Por isso, São Caetano iniciou a universalização da informática pelas escolas públicas, justamente em ambiente que conta com o professor como condutor-chave do processo de descoberta de uma novidade que, em muitos casos, chegou antes ao lar do que à escola. Desde que as aulas de informática passaram a integrar a grade curricular, em 2001, os professores participam de cursos de capacitação que ajudam a inserir o computador no contexto pedagógico. “É muito importante ter argumentos para explicar ao aluno que o computador não é instrumento destinado exclusivamente à diversão, somente para jogar ou bater papo com amigos. É um processo de entendimento que tem reflexos no futuro, quando ele vai usar a máquina, por exemplo, para trabalhar” — analisa Maria Helena Cadioli.
Os laboratórios de informática chegaram às 21 escolas estaduais, à Escola Municipal de Ensino Fundamental Ângelo Raphael Pelegrino e ao Centro Interescolar Municipal Alcina Dantas Feijão em 2000. O acervo eletrônico é composto por 411 computadores com acesso à Internet, 64 impressoras e 22 scaners e foi totalmente custeado pela Prefeitura, que executou o projeto em seis meses. O período relativamente curto delimitou o salto qualitativo no processo de inclusão digital porque envolveu simultaneamente 25 mil alunos dos ensinos Fundamental e Médio.
A preocupação em inserir tecnologicamente a população, no entanto, data da primeira gestão do triprefeito Luiz Tortorello, época da criação da Escola Municipal de Informática. Esse espaço pedagógico também é totalmente custeado pela Prefeitura e atende moradores a partir de 13 anos com a 6ª série escolar completa. São dois cursos com duração semestral que reúnem 358 alunos divididos em 80 turmas. O básico em softwares ensina windows, word, excel e power point para adolescentes como Lilian Fernando Augusto Sabino, de 14 anos, moradora do Bairro Oswaldo Cruz. Filha de microempresário e dona-de-casa, Lilian procurou a escola para potencializar os conhecimentos que adquiriu ao manejar sozinha o computador que tem em casa há dois anos. Reconhece que os pais até poderiam custear um curso particular, mas optou pelo público porque recebeu boas referências da escola.

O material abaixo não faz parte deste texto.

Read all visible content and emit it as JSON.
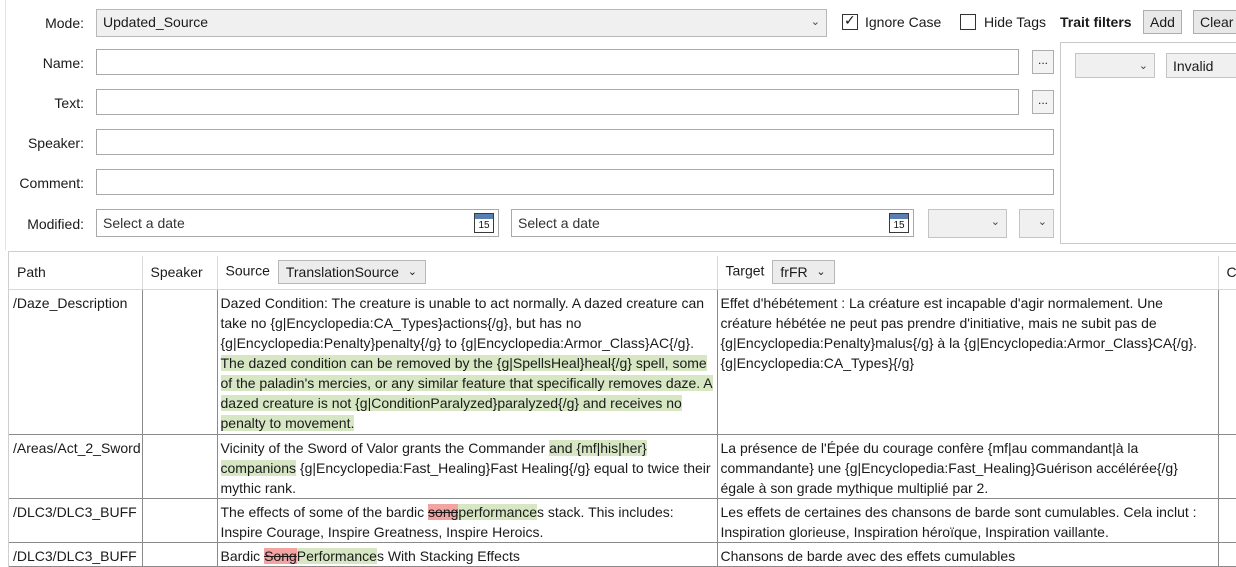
{
  "filters": {
    "mode_label": "Mode:",
    "mode_value": "Updated_Source",
    "ignore_case_label": "Ignore Case",
    "ignore_case_checked": true,
    "hide_tags_label": "Hide Tags",
    "hide_tags_checked": false,
    "trait_filters_label": "Trait filters",
    "add_label": "Add",
    "clear_label": "Clear",
    "name_label": "Name:",
    "name_value": "",
    "text_label": "Text:",
    "text_value": "",
    "speaker_label": "Speaker:",
    "speaker_value": "",
    "comment_label": "Comment:",
    "comment_value": "",
    "modified_label": "Modified:",
    "date_from_placeholder": "Select a date",
    "date_to_placeholder": "Select a date",
    "calendar_day": "15",
    "ellipsis": "...",
    "trait_combo_value": "",
    "trait_state_value": "Invalid"
  },
  "grid": {
    "headers": {
      "path": "Path",
      "speaker": "Speaker",
      "source": "Source",
      "source_combo": "TranslationSource",
      "target": "Target",
      "target_combo": "frFR",
      "comment": "Co"
    },
    "rows": [
      {
        "path": "/Daze_Description",
        "speaker": "",
        "source": {
          "plain": "Dazed Condition: The creature is unable to act normally. A dazed creature can take no {g|Encyclopedia:CA_Types}actions{/g}, but has no {g|Encyclopedia:Penalty}penalty{/g} to {g|Encyclopedia:Armor_Class}AC{/g}. ",
          "inserted": "The dazed condition can be removed by the {g|SpellsHeal}heal{/g} spell, some of the paladin's mercies, or any similar feature that specifically removes daze. A dazed creature is not {g|ConditionParalyzed}paralyzed{/g} and receives no penalty to movement."
        },
        "target": "Effet d'hébétement : La créature est incapable d'agir normalement. Une créature hébétée ne peut pas prendre d'initiative, mais ne subit pas de {g|Encyclopedia:Penalty}malus{/g} à la {g|Encyclopedia:Armor_Class}CA{/g}.{g|Encyclopedia:CA_Types}{/g}"
      },
      {
        "path": "/Areas/Act_2_Sword",
        "speaker": "",
        "source": {
          "a": "Vicinity of the Sword of Valor grants the Commander ",
          "ins": "and {mf|his|her} companions",
          "b": " {g|Encyclopedia:Fast_Healing}Fast Healing{/g} equal to twice their mythic rank."
        },
        "target": "La présence de l'Épée du courage confère {mf|au commandant|à la commandante} une {g|Encyclopedia:Fast_Healing}Guérison accélérée{/g} égale à son grade mythique multiplié par 2."
      },
      {
        "path": "/DLC3/DLC3_BUFF",
        "speaker": "",
        "source": {
          "a": "The effects of some of the bardic ",
          "del": "song",
          "ins": "performance",
          "b": "s stack. This includes: Inspire Courage, Inspire Greatness, Inspire Heroics."
        },
        "target": "Les effets de certaines des chansons de barde sont cumulables. Cela inclut : Inspiration glorieuse, Inspiration héroïque, Inspiration vaillante."
      },
      {
        "path": "/DLC3/DLC3_BUFF",
        "speaker": "",
        "source": {
          "a": "Bardic ",
          "del": "Song",
          "ins": "Performance",
          "b": "s With Stacking Effects"
        },
        "target": "Chansons de barde avec des effets cumulables"
      }
    ]
  }
}
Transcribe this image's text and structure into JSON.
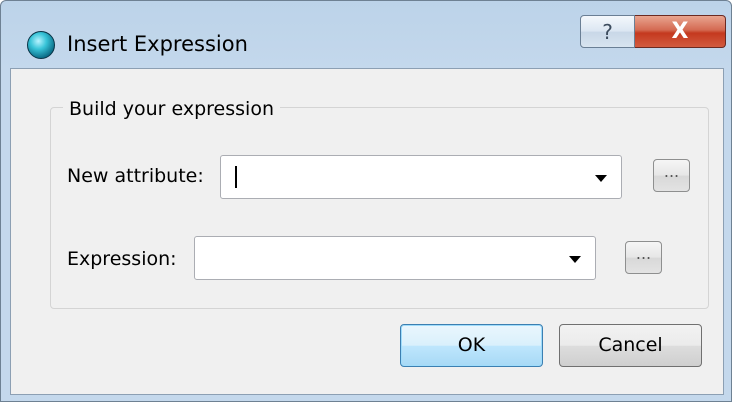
{
  "window": {
    "title": "Insert Expression",
    "help_label": "?",
    "close_label": "X"
  },
  "group": {
    "title": "Build your expression"
  },
  "form": {
    "new_attribute_label": "New attribute:",
    "new_attribute_value": "",
    "expression_label": "Expression:",
    "expression_value": "",
    "browse_label": "..."
  },
  "buttons": {
    "ok_label": "OK",
    "cancel_label": "Cancel"
  }
}
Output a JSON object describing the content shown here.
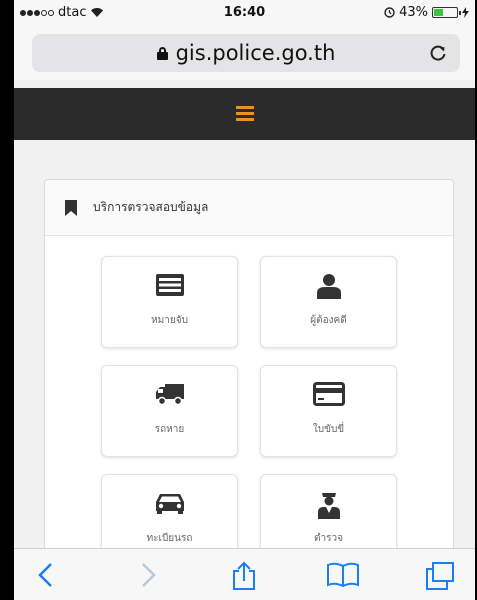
{
  "status_bar": {
    "carrier": "dtac",
    "time": "16:40",
    "battery_text": "43%",
    "battery_level": 0.43,
    "battery_color": "#3cc43c"
  },
  "browser": {
    "url": "gis.police.go.th"
  },
  "navbar": {
    "background": "#2b2b2b",
    "menu_icon_color": "#e8941a"
  },
  "panel": {
    "title": "บริการตรวจสอบข้อมูล",
    "tiles": [
      {
        "label": "หมายจับ",
        "icon": "id-card-icon"
      },
      {
        "label": "ผู้ต้องคดี",
        "icon": "user-icon"
      },
      {
        "label": "รถหาย",
        "icon": "truck-icon"
      },
      {
        "label": "ใบขับขี่",
        "icon": "credit-card-icon"
      },
      {
        "label": "ทะเบียนรถ",
        "icon": "car-icon"
      },
      {
        "label": "ตำรวจ",
        "icon": "police-icon"
      }
    ]
  },
  "toolbar": {
    "accent": "#1a7ef5",
    "buttons": [
      "back-icon",
      "forward-icon",
      "share-icon",
      "bookmarks-icon",
      "tabs-icon"
    ]
  }
}
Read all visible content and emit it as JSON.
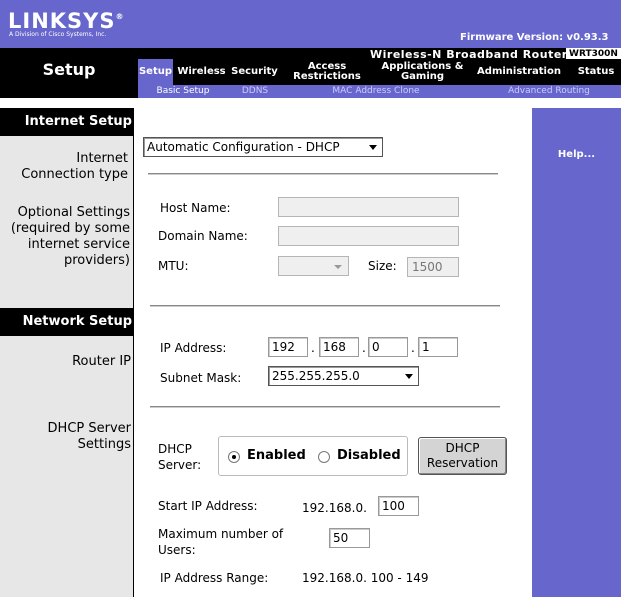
{
  "brand": {
    "logo": "LINKSYS",
    "registered": "®",
    "subtitle": "A Division of Cisco Systems, Inc.",
    "firmware": "Firmware Version: v0.93.3",
    "product_name": "Wireless-N Broadband Router",
    "model": "WRT300N"
  },
  "page_title": "Setup",
  "tabs": [
    {
      "label": "Setup",
      "active": true
    },
    {
      "label": "Wireless"
    },
    {
      "label": "Security"
    },
    {
      "label": "Access Restrictions"
    },
    {
      "label": "Applications & Gaming"
    },
    {
      "label": "Administration"
    },
    {
      "label": "Status"
    }
  ],
  "subtabs": [
    {
      "label": "Basic Setup",
      "active": true
    },
    {
      "label": "DDNS"
    },
    {
      "label": "MAC Address Clone"
    },
    {
      "label": "Advanced Routing"
    }
  ],
  "sections": {
    "internet_setup": "Internet Setup",
    "network_setup": "Network Setup"
  },
  "labels": {
    "connection_type": "Internet Connection type",
    "optional_settings": "Optional Settings (required by some internet service providers)",
    "router_ip": "Router IP",
    "dhcp_settings": "DHCP Server Settings"
  },
  "internet": {
    "connection_type": "Automatic Configuration - DHCP",
    "host_name_label": "Host Name:",
    "host_name": "",
    "domain_name_label": "Domain Name:",
    "domain_name": "",
    "mtu_label": "MTU:",
    "mtu": "",
    "size_label": "Size:",
    "size": "1500"
  },
  "network": {
    "ip_label": "IP Address:",
    "ip": [
      "192",
      "168",
      "0",
      "1"
    ],
    "ip_separator": ".",
    "mask_label": "Subnet Mask:",
    "mask": "255.255.255.0"
  },
  "dhcp": {
    "server_label": "DHCP Server:",
    "enabled_label": "Enabled",
    "disabled_label": "Disabled",
    "selected": "Enabled",
    "reservation_button": "DHCP Reservation",
    "start_label": "Start IP Address:",
    "start_prefix": "192.168.0.",
    "start_value": "100",
    "max_users_label": "Maximum number of Users:",
    "max_users": "50",
    "range_label": "IP Address Range:",
    "range_value": "192.168.0. 100 - 149"
  },
  "help": "Help...",
  "colors": {
    "accent": "#6666cc",
    "bar": "#000000",
    "left_column": "#e7e7e7"
  }
}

Foi também a qualidade que motivou Lúcio de Oliveira Lima a trocar o curso particular de Montagem e Manutenção de Microcomputadores pelas aulas realizadas na Escola Municipal de Informática. “Aqui as classes são menores e o aprendizado mais produtivo” — diz o estudante de 17 anos, que espera adquirir bagagem suficiente para transformar o hobby de instalar programas, formatar e configurar computadores em habilidade profissional que permita ajudar na renda familiar. O pai de Lúcio está desempregado e a mãe é professora de pré-escola.
Tanto Lúcio quanto Lilian não se encaixam no perfil socioeconômico da faixa populacional geralmente beneficiada pelos programas sociais das prefeituras. É que os canais de inclusão digital disponibilizados por São Caetano estão abertos a qualquer morador, independente do poder aquisitivo. E mesmo numa cidade cuja renda per capita de US$ 16,5 mil/ano é a maior do País, a demanda também supera a oferta em alguns casos. Para ingressar na Escola Municipal de Informática passa-se por prova seletiva com 20 questões de matemática porque sempre há, em média, dois interessados por vaga.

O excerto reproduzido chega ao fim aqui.